Countdown...
Langsam aber leider unausweichlich brach dann doch der letzte Tag unseres Kurztrips in dieser faszinierenden Stadt an.
Bei unserem morgentlichen 2-stündigen Frühstück wurden dann die Etappen bis zu unserem abendlichen Rückflug erörtert.
Wir entschieden uns für einen Besuch des Historisk Museum, weil dort diverse Exponate einer wolfscatzischen Bewunderung harrten, die wir auch staunend zu geben bereit waren.
Wir waren etwas zu früh dort, so daß wir noch eine Runde um den Block gingen und dabei natürlich, wie sollte és auch anders sein

, wieder an diversen Skulpturen vorbei kamen...
Uns gelang és sozusagen auf den letzten Drücker unseres Oslopasses ins Museum zu kommen.
Der Paß gilt nämlich nicht für Tage, sondern für Stunden. In unserem Falle genau bis 12 Uhr mittags, weil wir ihn 3 Tage zuvor um 12 Uhr das erste Mal nutzten.
Das Museum war auch zweifelsfrei ein würdiger Museumsabschied von Oslo!
Im Erdgeschoß erwartete uns zunächst eine Ausstellung über frühe Funde norwegischer Geschichte, auch über den Übergang im Glauben zwischen wikingischer Mythologie und mittelalterlicher Kirchenkunst.

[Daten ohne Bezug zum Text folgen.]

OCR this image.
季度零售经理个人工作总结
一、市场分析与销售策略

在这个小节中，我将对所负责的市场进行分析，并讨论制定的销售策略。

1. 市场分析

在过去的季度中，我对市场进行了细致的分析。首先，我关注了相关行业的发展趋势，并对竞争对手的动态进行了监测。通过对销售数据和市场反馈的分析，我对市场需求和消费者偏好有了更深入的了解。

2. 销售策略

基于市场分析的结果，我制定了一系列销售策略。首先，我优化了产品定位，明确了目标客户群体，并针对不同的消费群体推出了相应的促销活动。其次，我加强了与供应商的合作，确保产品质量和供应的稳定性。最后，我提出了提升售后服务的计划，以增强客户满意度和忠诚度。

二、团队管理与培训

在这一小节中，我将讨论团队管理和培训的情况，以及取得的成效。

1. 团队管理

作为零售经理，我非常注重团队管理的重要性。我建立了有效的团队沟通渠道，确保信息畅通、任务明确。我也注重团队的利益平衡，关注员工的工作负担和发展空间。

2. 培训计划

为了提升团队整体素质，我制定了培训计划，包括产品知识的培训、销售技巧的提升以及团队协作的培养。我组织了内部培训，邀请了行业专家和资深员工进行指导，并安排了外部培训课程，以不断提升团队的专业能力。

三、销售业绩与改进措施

Verschiedene Kirchenportale im Urnes-Stil, der bekannt ist durch seine feingliedrigen Tierdarstellungen nicht nur in den Umrandungen seiner Türen, werden genauso ausgestellt, wie Exponate aus der Sigurd-Saga, die ihren Ursprung in der Lieder-Edda hat oder auch Runensteine.
In der nächsten Halle erwarten einen dann, nach einem mittelalterlichen Kirchenportal, diverse Kunstschätze aus Nordtyskland hinter dickem Vitrinenglas.

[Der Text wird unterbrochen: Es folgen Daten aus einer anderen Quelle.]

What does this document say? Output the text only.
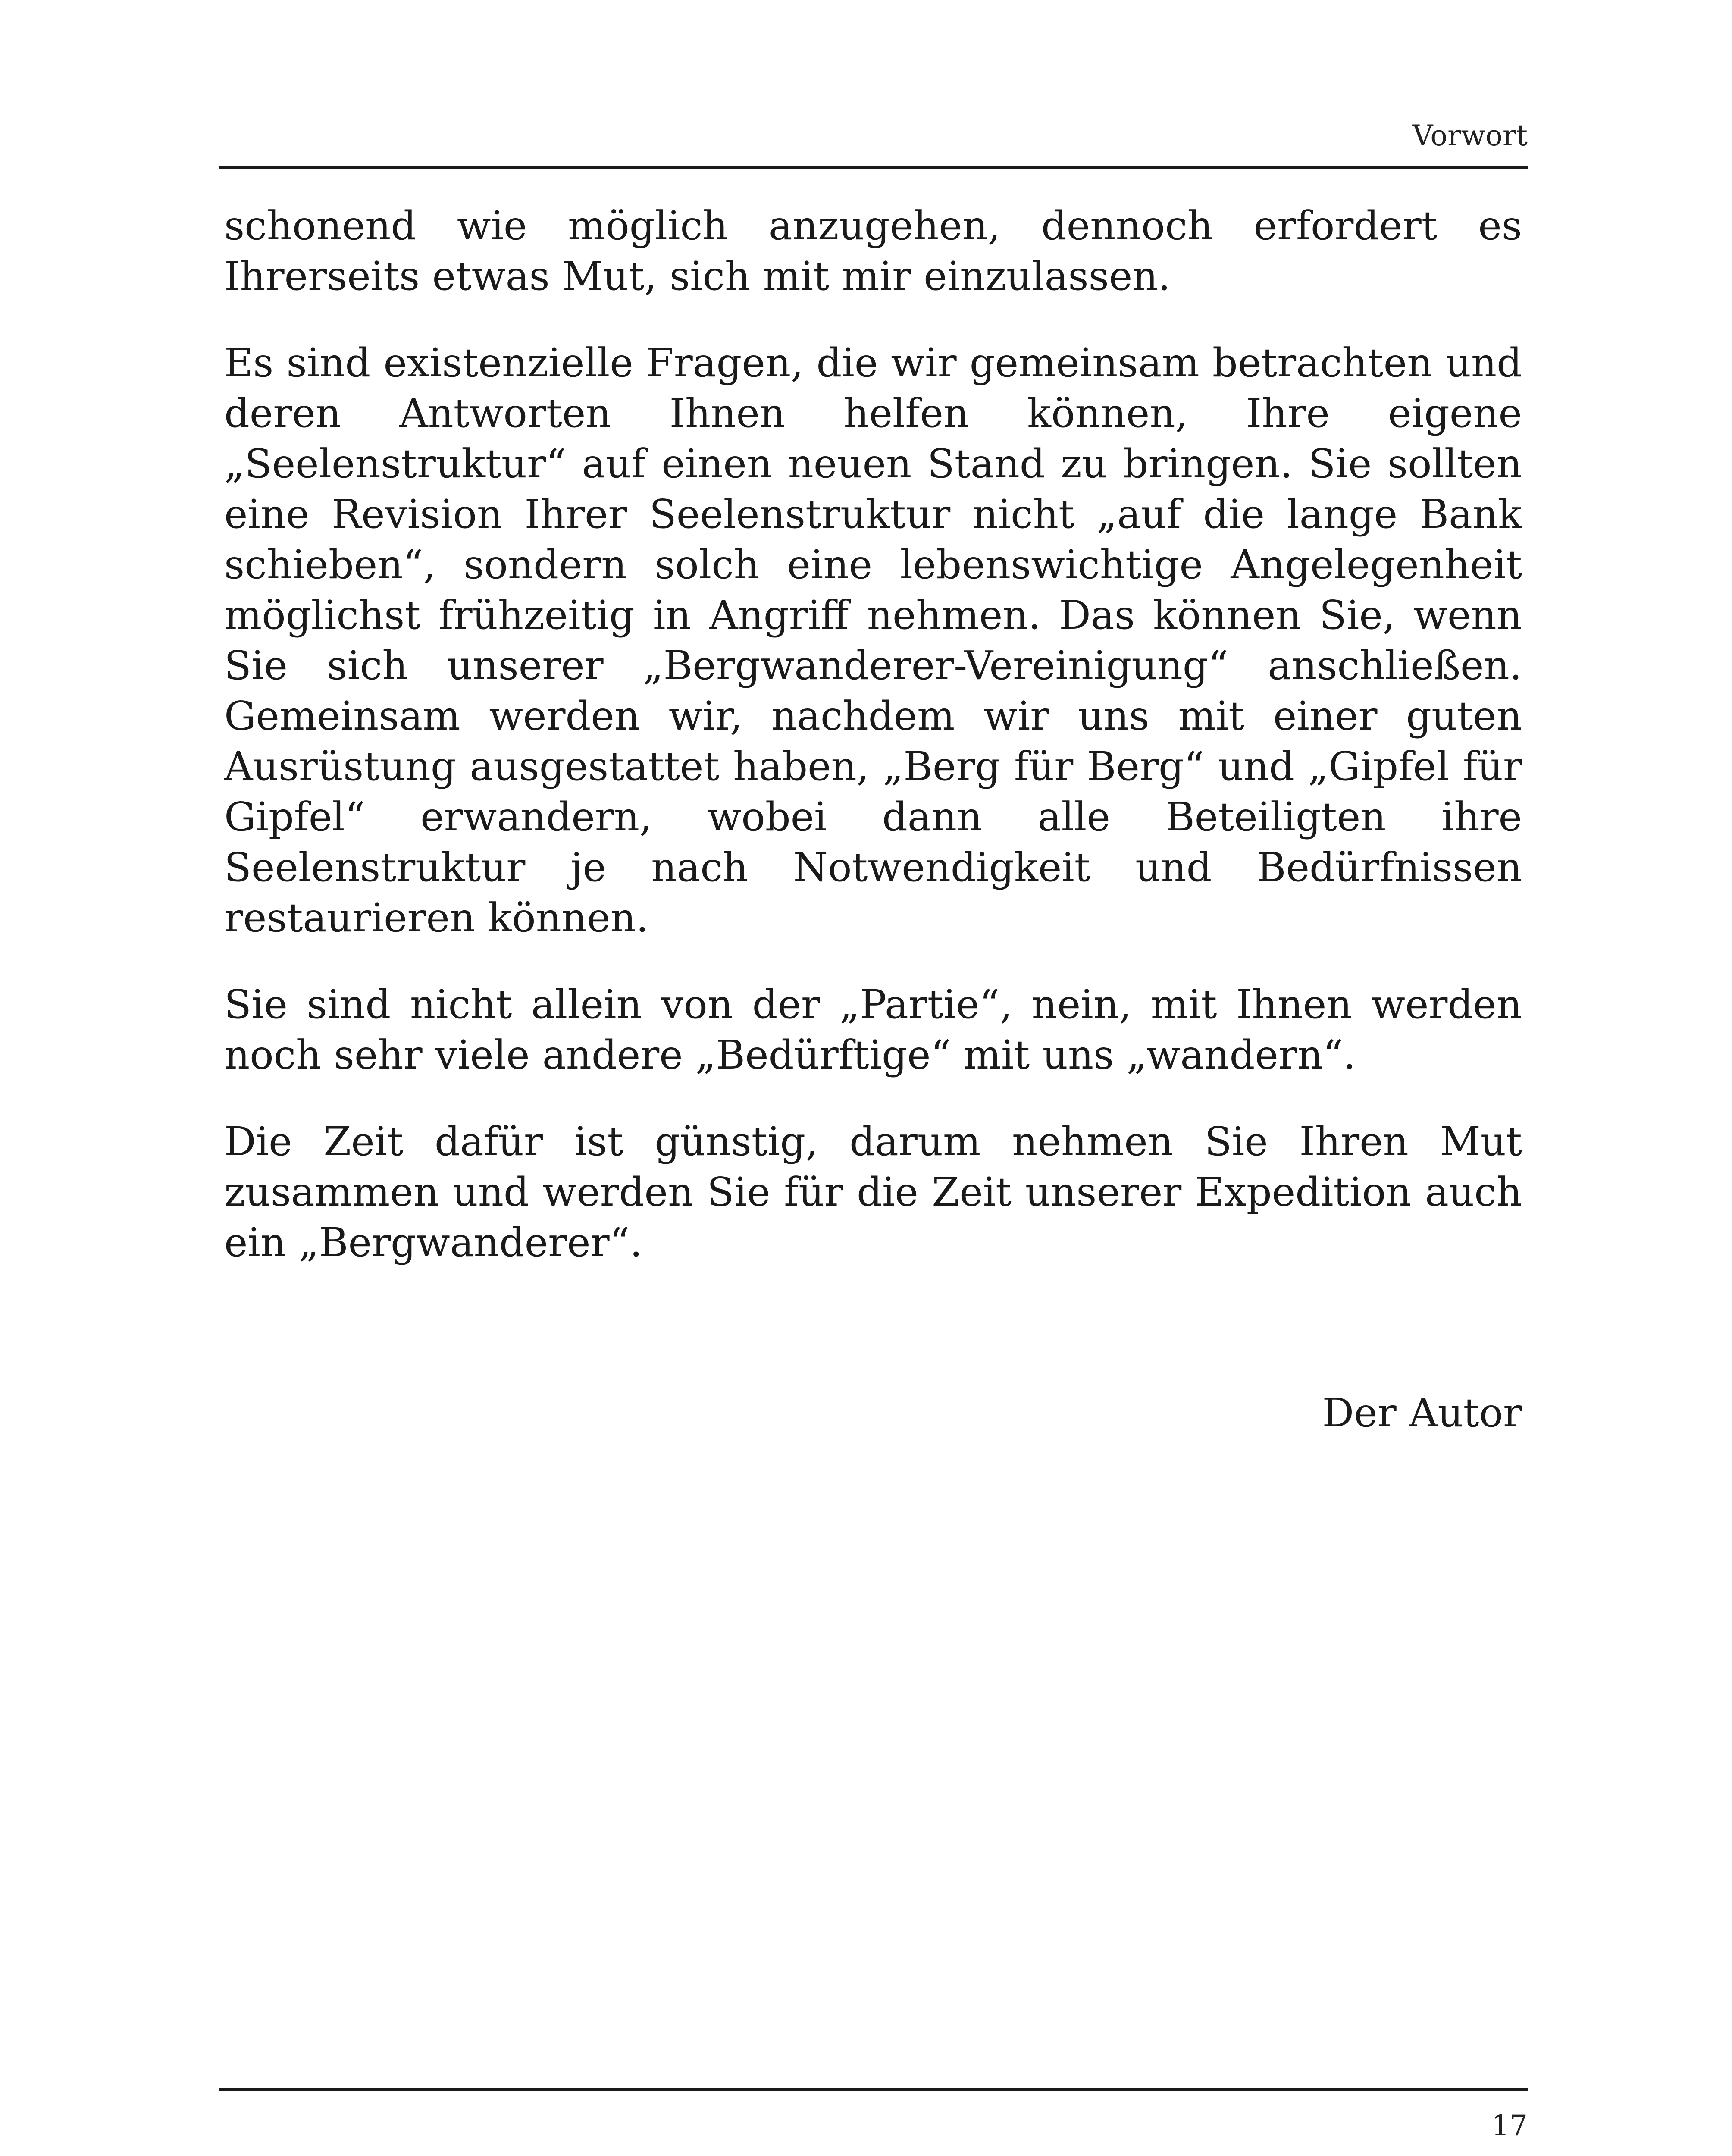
Vorwort

schonend wie möglich anzugehen, dennoch erfordert es Ihrerseits etwas Mut, sich mit mir einzulassen.

Es sind existenzielle Fragen, die wir gemeinsam betrachten und deren Antworten Ihnen helfen können, Ihre eigene „Seelenstruktur“ auf einen neuen Stand zu bringen. Sie sollten eine Revision Ihrer Seelenstruktur nicht „auf die lange Bank schieben“, sondern solch eine lebenswichtige Angelegenheit möglichst frühzeitig in Angriff nehmen. Das können Sie, wenn Sie sich unserer „Bergwanderer-Vereinigung“ anschließen. Gemeinsam werden wir, nachdem wir uns mit einer guten Ausrüstung ausgestattet haben, „Berg für Berg“ und „Gipfel für Gipfel“ erwandern, wobei dann alle Beteiligten ihre Seelenstruktur je nach Notwendigkeit und Bedürfnissen restaurieren können.

Sie sind nicht allein von der „Partie“, nein, mit Ihnen werden noch sehr viele andere „Bedürftige“ mit uns „wandern“.

Die Zeit dafür ist günstig, darum nehmen Sie Ihren Mut zusammen und werden Sie für die Zeit unserer Expedition auch ein „Bergwanderer“.

Der Autor
17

Sicherlich könnt ihr euch unsere Aufregung vorstellen, als wir trotz unserer glaubhaften Versicherung wir kämen aus "Nordtyskland" und seinen gekommen, diese offensichtlich geraubten Kunstschätze wieder ihrem Ursprungsland zurückzuführen, bei den anwesenden mit uns diskutierenden Museumsangestellten, die eilig zusammenliefen, um sich wolfscatzischer Aufdringlichkeit zu erwehren, auf Ablehnung stießen.

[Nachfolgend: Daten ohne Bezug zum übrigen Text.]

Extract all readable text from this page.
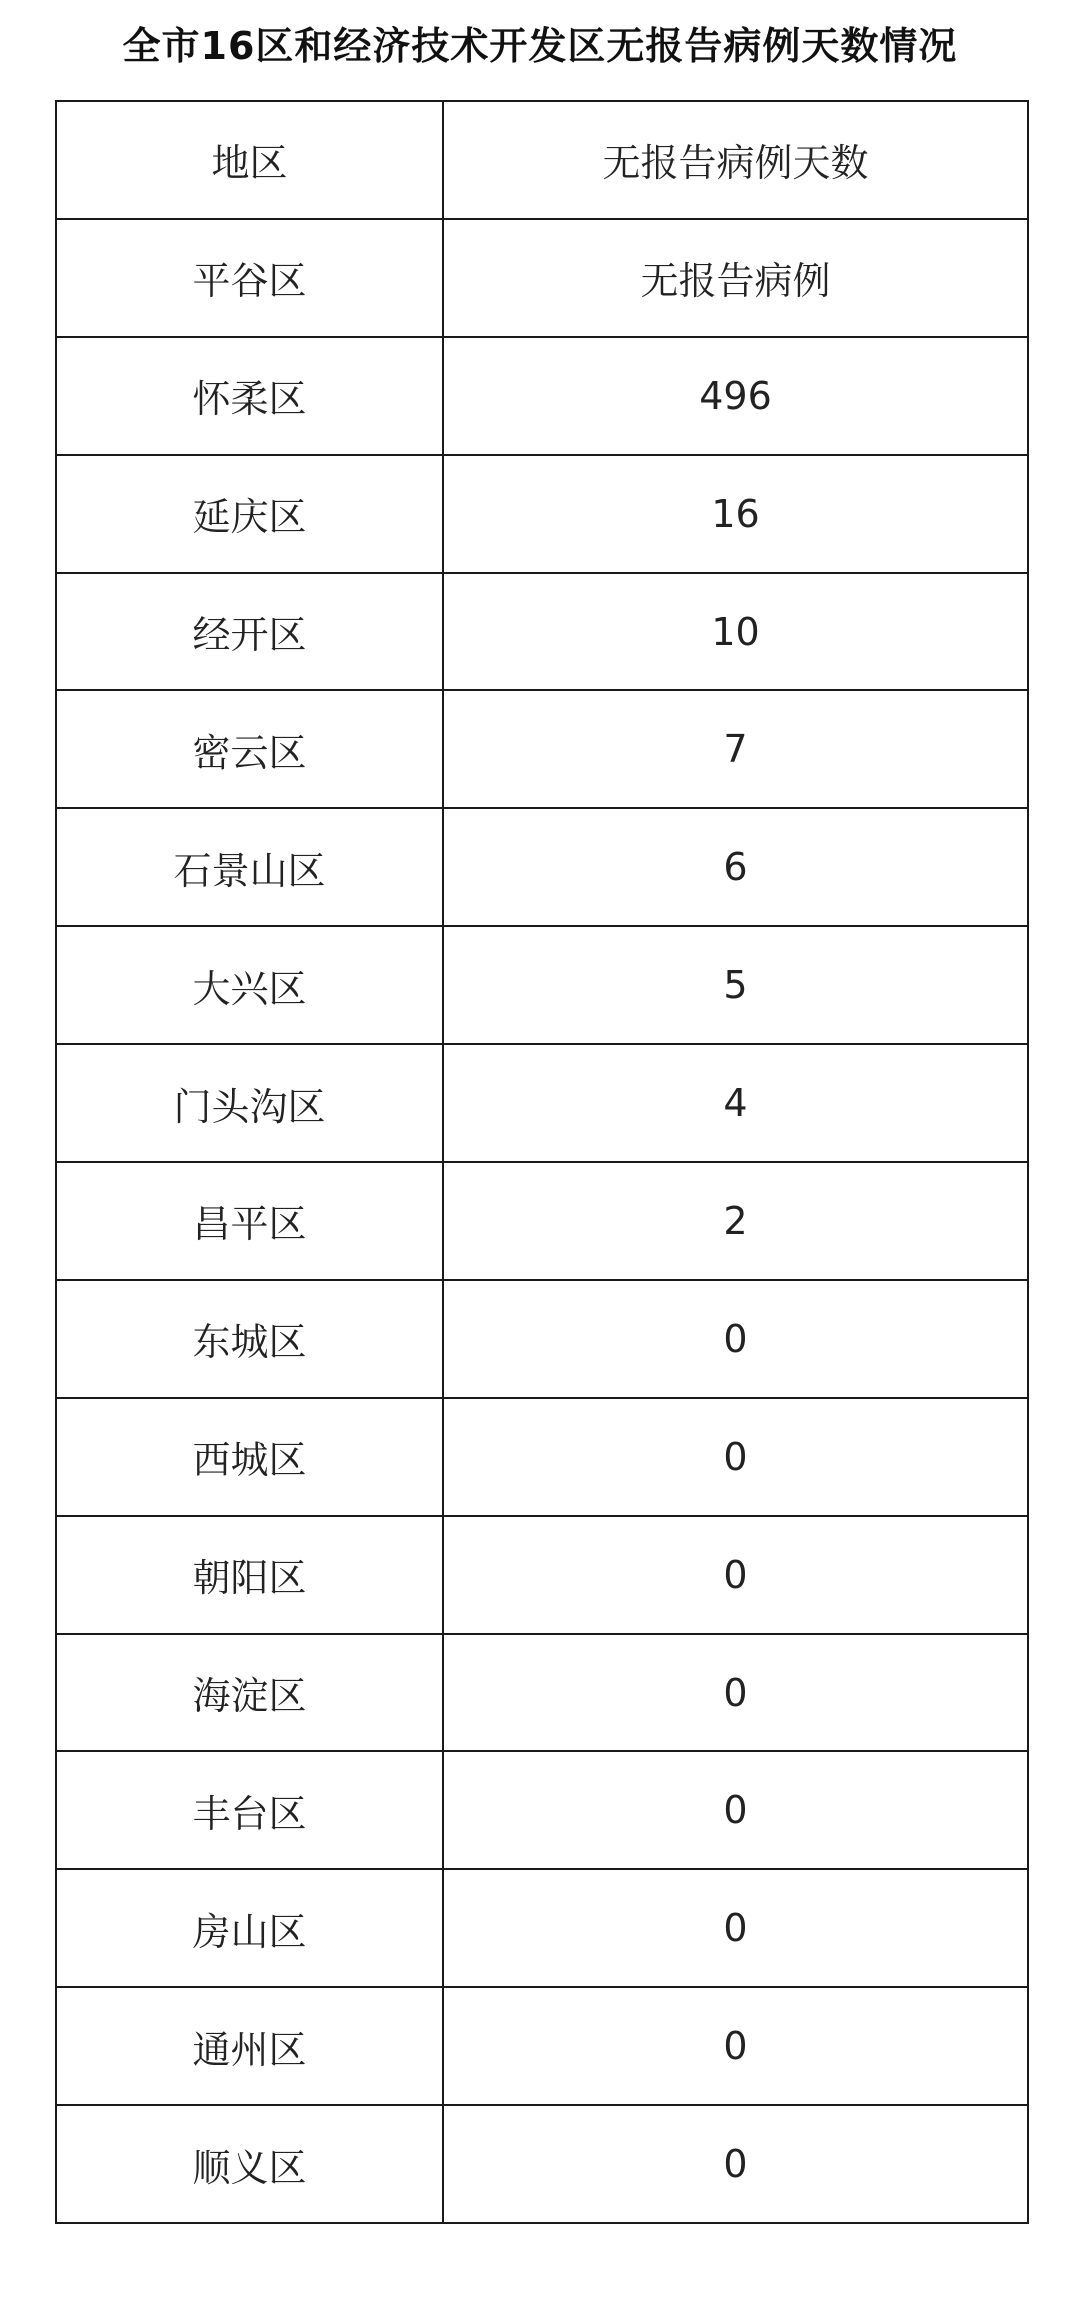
全市16区和经济技术开发区无报告病例天数情况
地区	无报告病例天数
平谷区	无报告病例
怀柔区	496
延庆区	16
经开区	10
密云区	7
石景山区	6
大兴区	5
门头沟区	4
昌平区	2
东城区	0
西城区	0
朝阳区	0
海淀区	0
丰台区	0
房山区	0
通州区	0
顺义区	0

Kurzum sie weigerten sich die Vitrinen zu öffnen und die Gegenstände herauszugeben, auch als wir ihnen versicherten, daß ein kunstvolles Einwickeln nicht vorher noch nötig sei...
Knurrend und murrend zogen wir dann in die Hallen, die uns mit der wikingischen Mythologie konfrontierten.
Hier stießen wir erstmal auf die Götter höchstpersönlich.
anwesend waren Thor, Odin, Freya und die 3 Schicksalsnornen. Hugin und Munin flatterten auch noch lustig um uns herum.
Kurzum...ein angemessenes Empfangskomitée.
Im weiteren Verlauf konnten wir
Schwerter, Sachse, Fiebeln, Umhänge, Helme, andere Rüstungsgegenstände, Kämme und Haushaltsgegenstände bewundern.
Selbst ein wikingischer Kopfhörer wurde ausgestellt, vermutlich für Skaldengesänge. Seht selbst:
Sehr erstaunt waren wir aber auch, als uns erotisches Spielzeug aus der Reihe "Kunst und Sünde" präsentiert wurde.